Mme la présidente. La parole est à M. le ministre.
M. Arnaud Montebourg, ministre. Je tombe d’accord avec vous, monsieur le député Jean-Jacques Candelier, que le prix du capital dans l’économie productive peut devenir un problème. C’est d’ailleurs la raison pour laquelle nous avons créé la Banque publique d’investissement, dont l’objectif est de promouvoir un capital moins gourmand et plus patient. Plus patient, c’est-à-dire qui ne demande pas des résultats à court terme ; moins gourmand, c’est-à-dire qui n’exige pas une rentabilité excessive et qui accepte, comme dirait le Prix Nobel d’économie M. Stiglitz, « la modération de sa cupidité ». D’ailleurs, la Banque publique d’investissement est l’un des bras armé du redressement productif de notre économie. Son directeur a pour mandat, j’en discutais encore cette après-midi avec le directeur général de la Caisse des dépôts et consignations qui en est l’autre actionnaire, d’augmenter la disponibilité des crédits à l’économie qui en a besoin et qui en est aujourd’hui évincée par ce que l’on appelle l’aversion au risque d’un certain nombre d’acteurs du système financier et bancaire.

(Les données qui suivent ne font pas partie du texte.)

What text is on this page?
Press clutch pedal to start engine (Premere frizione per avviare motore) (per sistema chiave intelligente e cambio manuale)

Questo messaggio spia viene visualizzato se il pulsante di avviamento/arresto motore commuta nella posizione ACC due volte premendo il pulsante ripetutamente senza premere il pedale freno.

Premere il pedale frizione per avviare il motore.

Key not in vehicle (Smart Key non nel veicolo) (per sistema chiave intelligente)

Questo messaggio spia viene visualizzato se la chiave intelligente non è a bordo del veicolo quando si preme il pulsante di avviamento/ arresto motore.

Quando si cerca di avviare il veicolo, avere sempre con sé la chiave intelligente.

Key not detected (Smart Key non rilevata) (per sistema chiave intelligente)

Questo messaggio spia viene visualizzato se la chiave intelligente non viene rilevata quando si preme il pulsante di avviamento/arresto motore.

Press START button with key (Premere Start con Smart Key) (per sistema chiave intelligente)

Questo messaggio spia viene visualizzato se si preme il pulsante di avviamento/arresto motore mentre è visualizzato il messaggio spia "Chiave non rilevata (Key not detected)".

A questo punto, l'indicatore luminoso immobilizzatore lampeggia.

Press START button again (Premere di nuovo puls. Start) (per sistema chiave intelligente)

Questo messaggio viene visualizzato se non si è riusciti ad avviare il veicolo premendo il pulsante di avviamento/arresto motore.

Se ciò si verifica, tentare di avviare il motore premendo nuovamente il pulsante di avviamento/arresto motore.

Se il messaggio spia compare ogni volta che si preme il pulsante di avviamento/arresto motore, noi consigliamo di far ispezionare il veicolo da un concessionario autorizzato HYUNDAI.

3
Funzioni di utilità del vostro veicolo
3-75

Pouvons-nous dire aujourd’hui que la situation s’améliore ? Premièrement, les taux d’intérêt sont les plus bas de l’histoire économique en termes nominaux. Ils demeurent toutefois lourds en termes réels, car l’inflation est très basse. C’est pourquoi le Premier ministre et moi-même avons salué la décision de la Banque centrale européenne, avec l’objectif, que se sont fixé M. Draghi et les gouverneurs de la BCE, de ramener l’inflation à 2 %. Des taux d’intérêt négatifs, égaux à zéro ou légèrement positifs et une inflation à nouveau proche de 2 %, soit l’objectif de la Banque centrale européenne aujourd’hui alors qu’elle est actuellement entre 0,5 % et 0,7 %, voilà la garantie que le coût du capital sera encore plus accessible.

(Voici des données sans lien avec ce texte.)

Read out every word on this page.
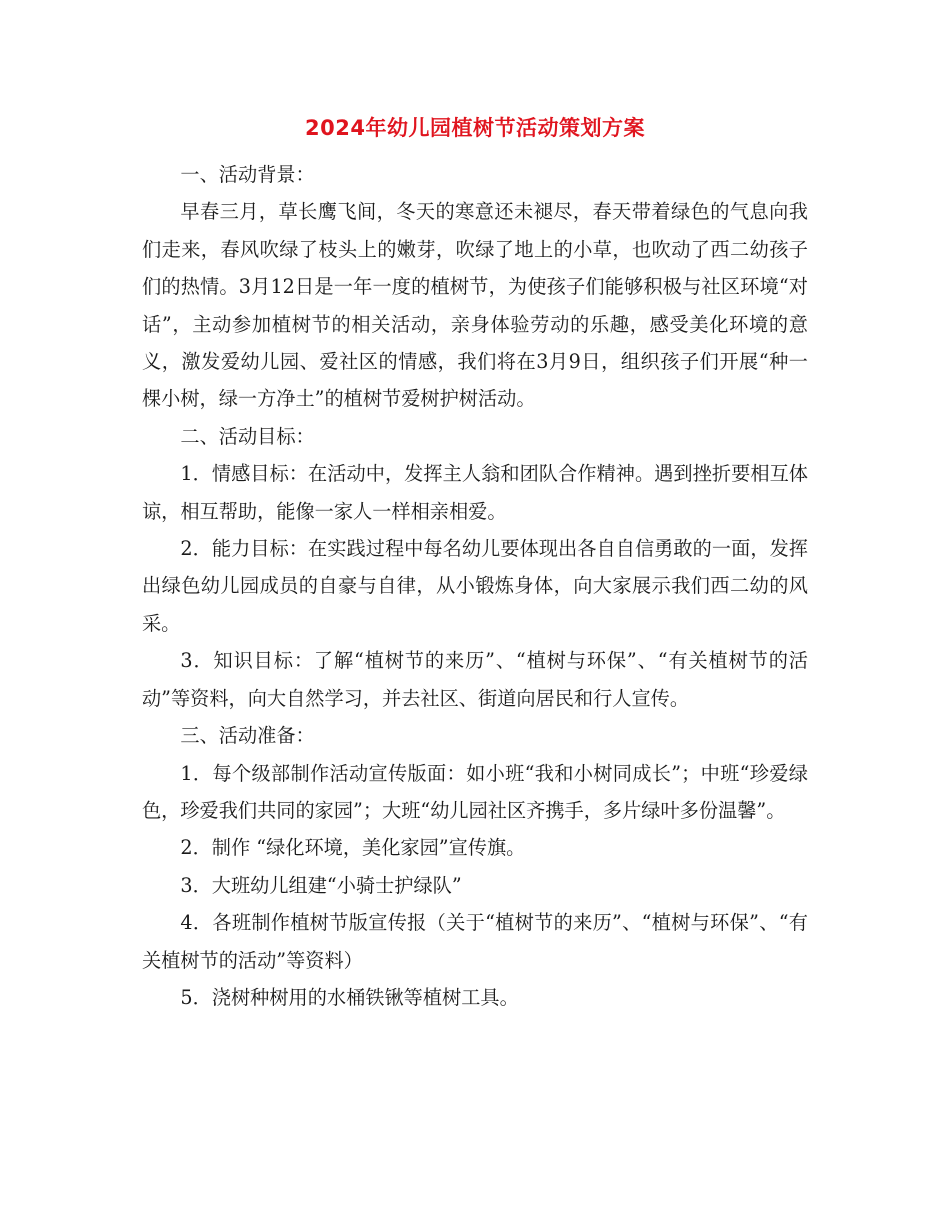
2024年幼儿园植树节活动策划方案

一、活动背景：

早春三月，草长鹰飞间，冬天的寒意还未褪尽，春天带着绿色的气息向我们走来，春风吹绿了枝头上的嫩芽，吹绿了地上的小草，也吹动了西二幼孩子们的热情。3月12日是一年一度的植树节，为使孩子们能够积极与社区环境“对话”，主动参加植树节的相关活动，亲身体验劳动的乐趣，感受美化环境的意义，激发爱幼儿园、爱社区的情感，我们将在3月9日，组织孩子们开展“种一棵小树，绿一方净土”的植树节爱树护树活动。

二、活动目标：

1．情感目标：在活动中，发挥主人翁和团队合作精神。遇到挫折要相互体谅，相互帮助，能像一家人一样相亲相爱。

2．能力目标：在实践过程中每名幼儿要体现出各自自信勇敢的一面，发挥出绿色幼儿园成员的自豪与自律，从小锻炼身体，向大家展示我们西二幼的风采。

3．知识目标：了解“植树节的来历”、“植树与环保”、“有关植树节的活动”等资料，向大自然学习，并去社区、街道向居民和行人宣传。

三、活动准备：

1．每个级部制作活动宣传版面：如小班“我和小树同成长”；中班“珍爱绿色，珍爱我们共同的家园”；大班“幼儿园社区齐携手，多片绿叶多份温馨”。

2．制作 “绿化环境，美化家园”宣传旗。

3．大班幼儿组建“小骑士护绿队”

4．各班制作植树节版宣传报（关于“植树节的来历”、“植树与环保”、“有关植树节的活动”等资料）

5．浇树种树用的水桶铁锹等植树工具。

Pour compléter ma réponse, monsieur le député, permettez-moi de vous dire que les taux de marge des entreprises se sont réduits. C’est l’une des raisons pour lesquelles nous avons fait un effort pour améliorer la compétitivité de nos entreprises. Nous veillons d’ailleurs à la modération du prix des facteurs de production, c’est-à-dire le coût du travail, le coût de l’énergie, enjeu considérable qui sera discuté dans le cadre de la loi sur la transition énergétique, et le coût du capital. Nous en avons besoin pour redresser l’économie française et lui permettre de reconquérir des marchés et de se remettre à produire, ce que nous ne pouvons pas faire si les prix dans leur ensemble sont prohibitifs. Votre préoccupation du coût du capital est aussi légitime que celle du coût du travail.